The report also finds that the TAFE system increases employability and lowers unemployment. TAFE graduates enter the labour force with better employment prospects and skills. The increased labour force participation and employability of TAFE graduates correspond to additional employment of 486,000. The report finds that the TAFE system promotes wider social benefits critical to addressing inequality. TAFE helps bridge access to further education and job pathways in regional areas and for special and at-risk youth groups. TAFE students are more likely to come from low-income households and identify as Aboriginal, compared with students of private vocational education and training providers.

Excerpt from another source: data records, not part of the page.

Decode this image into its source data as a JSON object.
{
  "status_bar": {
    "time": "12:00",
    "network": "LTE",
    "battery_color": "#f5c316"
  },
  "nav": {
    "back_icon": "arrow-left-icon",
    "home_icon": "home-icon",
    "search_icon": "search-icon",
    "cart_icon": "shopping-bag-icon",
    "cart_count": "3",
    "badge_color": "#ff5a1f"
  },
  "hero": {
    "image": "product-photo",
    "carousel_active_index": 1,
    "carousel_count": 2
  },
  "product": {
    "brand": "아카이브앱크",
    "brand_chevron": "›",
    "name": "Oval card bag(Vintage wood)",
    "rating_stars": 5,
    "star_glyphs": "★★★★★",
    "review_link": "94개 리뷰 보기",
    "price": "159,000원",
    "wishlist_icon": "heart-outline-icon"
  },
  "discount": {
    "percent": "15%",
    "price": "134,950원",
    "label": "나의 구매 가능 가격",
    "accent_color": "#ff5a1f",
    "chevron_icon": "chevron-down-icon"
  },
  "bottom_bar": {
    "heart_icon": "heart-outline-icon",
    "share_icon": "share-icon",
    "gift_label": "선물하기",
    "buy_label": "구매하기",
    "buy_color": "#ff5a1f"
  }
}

The lesson we should have learned once and for all in the debacle of the Labor-Liberal VET loans program is that, as with all stages of education, in vocational education and training there is no place for private profit. For the future of young people seeking training—indeed for the future of our country—we need to understand that their skills should not be the domain of profiteers seeking to juice what they can from the taxpayer while meeting their minimum obligation to students and then banking the difference for their profits. Time and again we've seen the exploitation resulting from that business model. Nearly 40 per cent of young people don't have a job or enough hours of work. Youth wage growth is the flattest it has ever been. Those figures are only going to worsen, and enrolments in education and training are going to skyrocket as the economy continues to deteriorate. If we are to help them and if we are to build a more socially and economically just society after the pandemic, we need massive investment in a Green New Deal, including making TAFE and uni free and providing significant new government investment to make sure that we don't leave whole generations behind.